Missie heeft tot doel iemand te brengen tot een vrije en ongedwongen bekering tot Jezus Christus en opname door doopsel in Zijn Kerk.

Het lijkt niet een religieuze plicht te zijn want
1/Vaticanum II zwijgt over de verplichting van missie onder Joden
2/Rom. 11, 28-29 zegt: “Al staan zij vijandig tegenover het evangelie omwille van u, toch blijven het Gods geliefden krachtens zijn uitverkiezing, omwille van de aartsvaders. Want God kent geen berouw over zijn genadegaven of zijn roeping.” Zie ook Lumen gentium 16 en Nostra aetate 4
3/Nostra aetate 4 onder verwijzing naar Rom. 11, 25-27: “Toch blijven de Joden, volgens de Apostel, aan God, die geen berouw kent over zijn genadegaven noch over zijn roeping, zeer dierbaar omwille van de Aartsvaders . Met de profeten en met dezelfde apostel ziet de Kerk uit naar de dag, aan God alleen bekend, waarop alle volken eenstemmig de Heer zullen aanroepen en "Hem zullen dienen schouder aan schouder" (Sef. 3, 9)”
4/Johannes Paulus II, Boodschap tot de Opperrabbijn van Rome, 22 mei 2004: “Già san Paolo, scrivendo ai Romani (cfr Rm 11,16-18), parlava della radice santa di Israele, sulla quale i pagani sono innestati in Cristo; «perché  i doni e la chiamata di Dio sono irrevocabili» (Rm 11,29) e voi continuate a essere il popolo primogenito dell’Alleanza (Liturgia del Venerdì Santo, Preghiera Universale, Per gli Ebrei).”

Daarentegen:
1/Missie is universeel. Vaticanum II zegt ook niet dat missie beperkt is tot sommige volkeren of dat de Joden uitgezonderd zijn van deze missie.
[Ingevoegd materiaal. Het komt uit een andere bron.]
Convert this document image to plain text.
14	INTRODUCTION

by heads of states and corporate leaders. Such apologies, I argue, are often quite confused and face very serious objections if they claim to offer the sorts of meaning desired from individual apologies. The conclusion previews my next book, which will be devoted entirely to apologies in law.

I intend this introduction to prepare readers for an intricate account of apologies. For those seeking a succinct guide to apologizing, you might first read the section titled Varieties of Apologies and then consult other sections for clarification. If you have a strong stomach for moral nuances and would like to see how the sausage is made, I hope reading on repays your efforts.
Integendeel, Ad gentes 3 zegt: “Christus Jezus immers is in de wereld gezonden als de ware middelaar tussen God en de mensen. … De heilige Vaders verklaren voortdurend, dat datgene, wat door Christus niet is aangenomen, ook niet is genezen. …Wat nu de Heer eenmaal heeft gepredikt of wat in Hem is voltrokken tot heil van de mensheid, moet worden verkondigd en verbreid tot aan het uiteinde der aarde (Hand. 1, 8), te beginnen met Jeruzalem. Zo krijgt datgene, wat eenmaal volbracht is tot heil van allen, in de loop der tijden in allen zijn uitwerking.”
Ad gentes 7 zegt: “Allen moeten dus, wanneer zij Hem door de prediking van de Kerk hebben erkend, zich tot Hem bekeren en zich door het doopsel laten inlijven bij Hem en de Kerk, die zijn lichaam is. Want Christus zelf heeft "door uitdrukkelijk het geloof en het doopsel als noodzakelijk te verklaren, tevens de noodzakelijkheid bevestigd van de Kerk, waarin de mensen door de deur van het doopsel binnengaan. Daarom kunnen die mensen niet gered worden, die weten, dat de katholieke Kerk door God, door middel van Jezus Christus, als noodzakelijk is gesticht en toch weigeren, in haar binnen te gaan, of lid van haar te blijven”.
Ad gentes 7 gaat verder: “Ofschoon dus God langs wegen die Hem bekend zijn, de mensen, die buiten hun schuld het Evangelie niet kennen, tot het geloof kan brengen zonder hetwelk het onmogelijk is, Hem te behagen (Hebr. 11, 6), toch heeft de Kerk de dwingende plicht en tevens het heilige recht, het Evangelie te verkondigen. Daarom behoudt de missieactiviteit ten volle haar zin en noodzakelijkheid tegenwoordig even goed als altijd.”
Johannes Paulus II herhaalt dit in Redemptoris missio 2: “Maar wat mij nog meer aanspoort om de dringende noodzaak van de missionaire evangelisatie te verkondigen, is dat zij de eerste dienst is die de Kerk aan iedere mens en aan de gehele mensheid kan verlenen…”
2/Christus als de vervulling van de belofte in het verbond met het Joodse volk (de Schriftuurlijke basis hiervoor is evident) sluit uit dat er vandaag twee geldige verbonden zijn. Dit gezegd zijnde, hiermee staat niet in tegenspraak dat het Joodse volk een bijzondere relatie had en heeft met de Kerk van Christus.
3/De stelling, op basis van Rom. 11, dat God zijn verbond met het Joodse volk niet herroepen heeft en waarnaar ook Johannes Paulus II verwijst, roept meerdere kwesties op. A) Volgt uit de blijvende waarde van het Oude Testament en de niet-herroepen belofte van God dat alle vormen van Jodendom na het Nieuwe Testament geldig zijn? Zeker niet, want dit is in tegenspraak met Dominus Iesus. B/De uitspraak dat de Joden “het eerstgeboren volk van het Verbond blijven” (Johannes Paulus II) staat niet in tegenstelling met de gedachte dat dit Verbond in de geschiedenis is vervuld door Christus.